La qualité d'exécution. C'est-à-dire la capacité à transformer un projet pensé par les fondateurs en valeur ajoutée concrète pour les utilisateurs c’est ce qui est vraiment game changing.
L’activité historique de Mirakl rentable
Où est-ce que vous voyez Mirakl d'ici 5 ans, d'ici 10 ans ? Quel est votre objectif à long terme ?
Notre objectif principal est de maintenir notre avantage compétitif et notre position de leader dans les métiers de la marketplace. Nous visons également à devenir un acteur majeur du retail media. Un autre enjeu clé est de réussir à intégrer l'intelligence artificielle au cœur de nos produits pour les rendre encore plus performants, et ainsi créer davantage de valeur pour nos clients.
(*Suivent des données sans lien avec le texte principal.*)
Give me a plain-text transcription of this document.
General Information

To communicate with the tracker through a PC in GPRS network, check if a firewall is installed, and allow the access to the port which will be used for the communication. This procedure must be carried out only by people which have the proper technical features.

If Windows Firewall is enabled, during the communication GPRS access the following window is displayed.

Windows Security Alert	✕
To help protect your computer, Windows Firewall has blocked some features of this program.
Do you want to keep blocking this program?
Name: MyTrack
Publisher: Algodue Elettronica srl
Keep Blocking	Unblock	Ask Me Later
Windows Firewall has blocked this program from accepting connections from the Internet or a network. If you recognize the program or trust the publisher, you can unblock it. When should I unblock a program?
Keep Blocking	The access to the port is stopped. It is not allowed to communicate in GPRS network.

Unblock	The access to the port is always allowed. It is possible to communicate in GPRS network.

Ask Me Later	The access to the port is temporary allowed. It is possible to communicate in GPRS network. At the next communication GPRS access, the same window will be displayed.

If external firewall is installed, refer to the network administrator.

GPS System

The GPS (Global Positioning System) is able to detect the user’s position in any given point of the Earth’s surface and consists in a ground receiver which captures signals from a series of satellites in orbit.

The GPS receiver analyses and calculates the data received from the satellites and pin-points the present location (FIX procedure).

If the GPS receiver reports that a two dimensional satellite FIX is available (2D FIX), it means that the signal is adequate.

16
Nous continuons de recruter activement pour renforcer nos équipes dans tous les domaines : commercial, marketing, développement, produit, et customer success. Par ailleurs, nous investissons fortement dans les marketplaces B2B.
Êtes-vous rentable ?
Nous sommes rentables sur notre core business, Mirakl Platform, mais nous sommes toujours en phase d'investissement. Nous continuons de développer nos nouveaux produits, le retail media, nos solutions de paiements… Nous investissons beaucoup et beaucoup dans la tech puisque nous sommes en entreprise tech avant tout. Nous avons cette chance chez Mirakl d’avoir des actionnaires qui nous font confiance depuis très longtemps, d'avoir des équipes stables, des comités de direction qui sont stables, et donc d'avoir la possibilité d'investir sur des nouveaux marchés.